Braulio Castillo first became famous when he was the subject of a House investigation into how he parlayed a 30-year-old prep school ankle injury into getting $500 million in contracts in the form of a special service-disabled veteran status for his company Signet Computers.
He suffered the injury while attending the U.S. Military Academy Preparatory School in 1984 but played football the next year at the University of San Diego. In 2012 he filed a claim with the Veterans Affairs office to get the special status as a service-disable veteran.
His special status helped get his company Signet Computers (renamed Strong Castle in 2013) contracts worth up to $500 million but also drew the scrutiny of the House Oversight and Government Reform Committee.
But on April 1 the 43-year-old Castillo was arrested by the Loudon County Sheriff’s office and is being charged with the murder of his estranged wife.
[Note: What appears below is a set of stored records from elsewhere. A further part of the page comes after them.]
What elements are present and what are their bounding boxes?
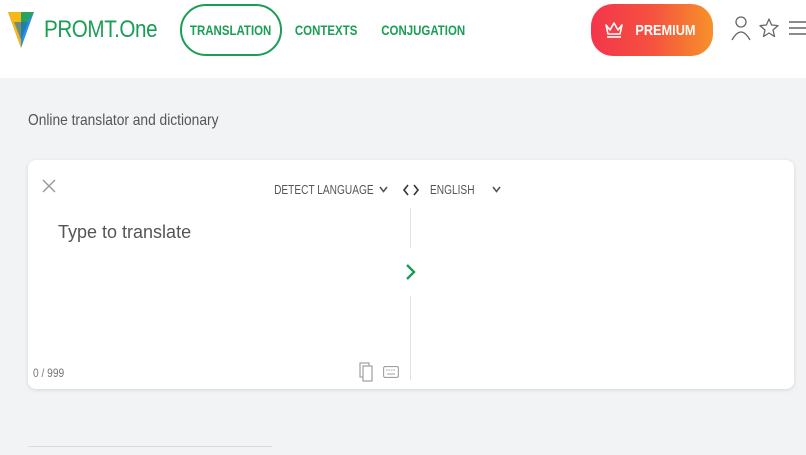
premium-label: PREMIUM bbox=[634, 21, 696, 39]
chevron-down-icon bbox=[379, 186, 388, 193]
tab-conjugation[interactable]: CONJUGATION bbox=[374, 4, 472, 56]
pane-divider bbox=[410, 296, 411, 380]
tab-conjugation-label: CONJUGATION bbox=[381, 22, 466, 38]
section-divider bbox=[28, 446, 272, 447]
source-language-label: DETECT LANGUAGE bbox=[274, 182, 374, 197]
promt-logo-icon[interactable] bbox=[6, 10, 36, 50]
chevron-down-icon bbox=[492, 186, 501, 193]
copy-icon[interactable] bbox=[359, 362, 373, 382]
swap-languages-icon[interactable] bbox=[402, 182, 420, 198]
menu-icon[interactable] bbox=[786, 14, 806, 42]
target-language-select[interactable]: ENGLISH bbox=[430, 182, 501, 197]
clear-icon[interactable] bbox=[40, 177, 58, 195]
crown-icon bbox=[604, 22, 623, 38]
tab-contexts-label: CONTEXTS bbox=[294, 22, 358, 38]
pane-divider bbox=[410, 208, 411, 248]
tab-translation[interactable]: TRANSLATION bbox=[180, 4, 282, 56]
source-language-select[interactable]: DETECT LANGUAGE bbox=[246, 182, 388, 197]
tab-contexts[interactable]: CONTEXTS bbox=[290, 4, 362, 56]
brand-name[interactable]: PROMT.One bbox=[44, 16, 158, 44]
premium-button[interactable]: PREMIUM bbox=[591, 4, 713, 56]
star-icon[interactable] bbox=[758, 14, 780, 42]
keyboard-icon[interactable] bbox=[383, 366, 399, 378]
user-icon[interactable] bbox=[730, 14, 752, 42]
tab-translation-label: TRANSLATION bbox=[190, 22, 272, 38]
top-header: PROMT.One TRANSLATION CONTEXTS CONJUGATI… bbox=[0, 0, 806, 78]
page-subtitle: Online translator and dictionary bbox=[28, 112, 219, 129]
char-counter: 0 / 999 bbox=[33, 366, 65, 380]
translate-arrow-icon[interactable] bbox=[404, 262, 418, 282]
source-text-input[interactable] bbox=[58, 218, 378, 246]
target-language-label: ENGLISH bbox=[430, 182, 475, 197]
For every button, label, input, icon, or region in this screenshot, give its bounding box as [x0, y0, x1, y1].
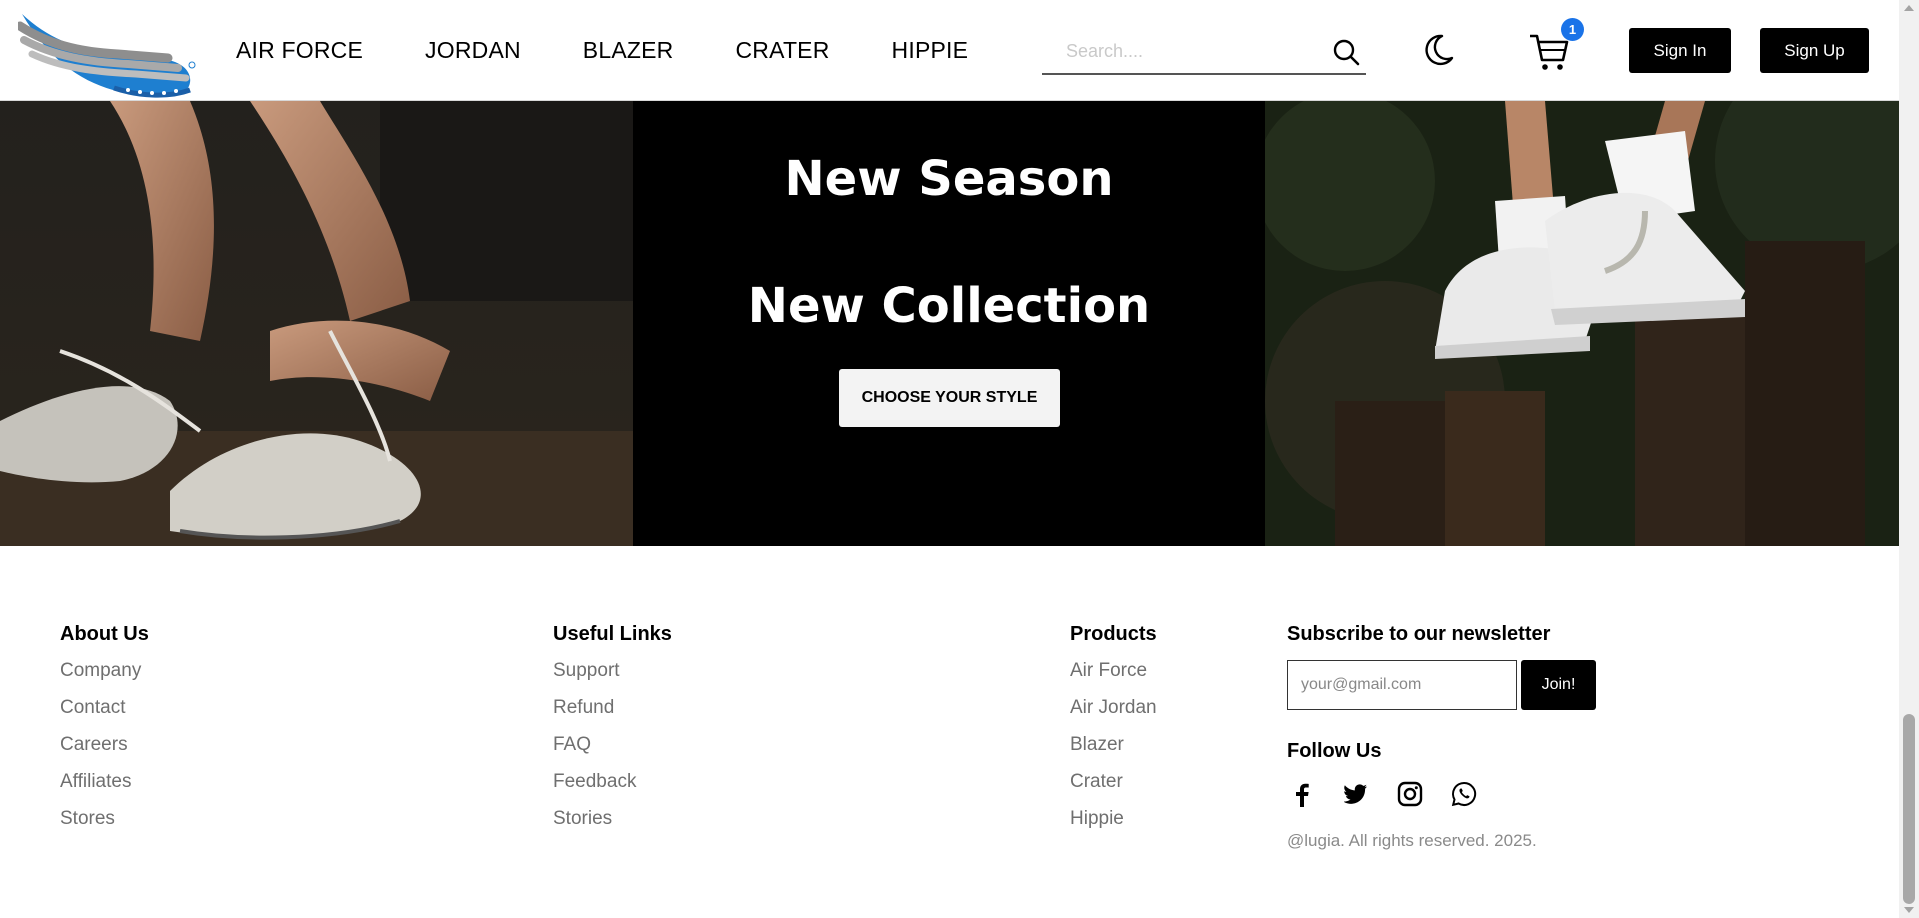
- sign-in-button[interactable]: Sign In: [1629, 28, 1731, 73]
- footer-link-hippie[interactable]: Hippie: [1070, 808, 1157, 845]
- scrollbar-thumb[interactable]: [1903, 714, 1915, 904]
- copyright-text: @lugia. All rights reserved. 2025.: [1287, 831, 1537, 850]
- moon-icon[interactable]: [1418, 30, 1458, 70]
- footer-col-products: Products Air Force Air Jordan Blazer Cra…: [1070, 623, 1157, 845]
- top-navbar: AIR FORCE JORDAN BLAZER CRATER HIPPIE 1 …: [0, 0, 1899, 101]
- hero-title-new-collection: New Collection: [747, 278, 1151, 334]
- page-scrollbar[interactable]: [1899, 0, 1919, 918]
- twitter-icon[interactable]: [1341, 779, 1371, 809]
- footer-link-stories[interactable]: Stories: [553, 808, 672, 845]
- footer-link-contact[interactable]: Contact: [60, 697, 149, 734]
- footer-col-useful-links: Useful Links Support Refund FAQ Feedback…: [553, 623, 672, 845]
- footer-link-air-jordan[interactable]: Air Jordan: [1070, 697, 1157, 734]
- follow-us-heading: Follow Us: [1287, 740, 1382, 762]
- footer-link-air-force[interactable]: Air Force: [1070, 660, 1157, 697]
- brand-logo[interactable]: [15, 8, 196, 100]
- hero-banner: New Season New Collection CHOOSE YOUR ST…: [0, 101, 1899, 546]
- facebook-icon[interactable]: [1287, 779, 1317, 809]
- newsletter-heading: Subscribe to our newsletter: [1287, 623, 1551, 645]
- footer-heading-products: Products: [1070, 623, 1157, 645]
- sign-up-button[interactable]: Sign Up: [1760, 28, 1869, 73]
- hero-text-panel: New Season New Collection CHOOSE YOUR ST…: [633, 101, 1265, 546]
- newsletter-form: Join!: [1287, 660, 1596, 710]
- instagram-icon[interactable]: [1395, 779, 1425, 809]
- footer-link-company[interactable]: Company: [60, 660, 149, 697]
- scroll-down-arrow-icon[interactable]: [1904, 907, 1914, 913]
- search-bar: [1042, 30, 1366, 75]
- newsletter-join-button[interactable]: Join!: [1521, 660, 1596, 710]
- nav-link-crater[interactable]: CRATER: [735, 37, 829, 64]
- footer-heading-useful-links: Useful Links: [553, 623, 672, 645]
- footer-col-newsletter: Subscribe to our newsletter Join! Follow…: [1287, 623, 1596, 851]
- whatsapp-icon[interactable]: [1449, 779, 1479, 809]
- search-input[interactable]: [1042, 41, 1326, 62]
- hero-image-sneakers: [1265, 101, 1899, 546]
- nav-link-blazer[interactable]: BLAZER: [583, 37, 674, 64]
- newsletter-email-input[interactable]: [1287, 660, 1517, 710]
- footer-link-affiliates[interactable]: Affiliates: [60, 771, 149, 808]
- nav-link-air-force[interactable]: AIR FORCE: [236, 37, 363, 64]
- footer-heading-about: About Us: [60, 623, 149, 645]
- nav-link-hippie[interactable]: HIPPIE: [892, 37, 969, 64]
- footer-link-careers[interactable]: Careers: [60, 734, 149, 771]
- nav-link-jordan[interactable]: JORDAN: [425, 37, 521, 64]
- footer-col-about: About Us Company Contact Careers Affilia…: [60, 623, 149, 845]
- search-icon[interactable]: [1326, 32, 1366, 72]
- cart-count-badge: 1: [1561, 18, 1584, 41]
- footer-link-stores[interactable]: Stores: [60, 808, 149, 845]
- site-footer: About Us Company Contact Careers Affilia…: [0, 546, 1899, 918]
- footer-link-crater[interactable]: Crater: [1070, 771, 1157, 808]
- main-nav: AIR FORCE JORDAN BLAZER CRATER HIPPIE: [236, 0, 1030, 100]
- scroll-up-arrow-icon[interactable]: [1904, 5, 1914, 11]
- choose-style-button[interactable]: CHOOSE YOUR STYLE: [839, 369, 1060, 427]
- footer-link-faq[interactable]: FAQ: [553, 734, 672, 771]
- footer-link-blazer[interactable]: Blazer: [1070, 734, 1157, 771]
- footer-link-feedback[interactable]: Feedback: [553, 771, 672, 808]
- footer-link-refund[interactable]: Refund: [553, 697, 672, 734]
- hero-image-tying-shoes: [0, 101, 633, 546]
- social-links: [1287, 779, 1596, 809]
- hero-title-new-season: New Season: [784, 151, 1114, 207]
- footer-link-support[interactable]: Support: [553, 660, 672, 697]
The charge is first-degree murder.
The victim, Michelle G. Castillo, was found dead in her home on March 20th by police checking on her wellbeing.
“During the investigation the Loudoun County Sheriff’s Office executed multiple search warrants at two locations and conducted door-to-door canvasses throughout the area,” according to the Loudon County Sheriff’s office.
Once approved, the disability enabled Castillo’s company access to government set-asides through VA’s Service-Disabled Veteran-Owned Small Business program.
Castillo told a VA examiner weighing the company’s application for entry into the special set-aside program about the “crosses I bear due to my service to our great country,” according to the House report.
He later told congressional investigators that his injury was debilitating over the years and that he’d had three foot fusions. Had Castillo completed his year at the preparatory school without injury, he wouldn’t have been considered a veteran, but a VA official told House investigators that cadets injured at school become veterans due to service-connected disability, the report said.
The House report also found Castillo’s newly purchased company had no experience with the IRS, but it still won lucrative information technology contracts worth up to $500 million in part because of its status as a HUBZone contractor and Castillo’s relationship with a top IRS contracting official.
Under Small Business Administration rules, a HUBZone, or Historically Underutilized Business Zone, designation gives contractors an edge in competing for federal work if they’re based in certain economically distressed areas.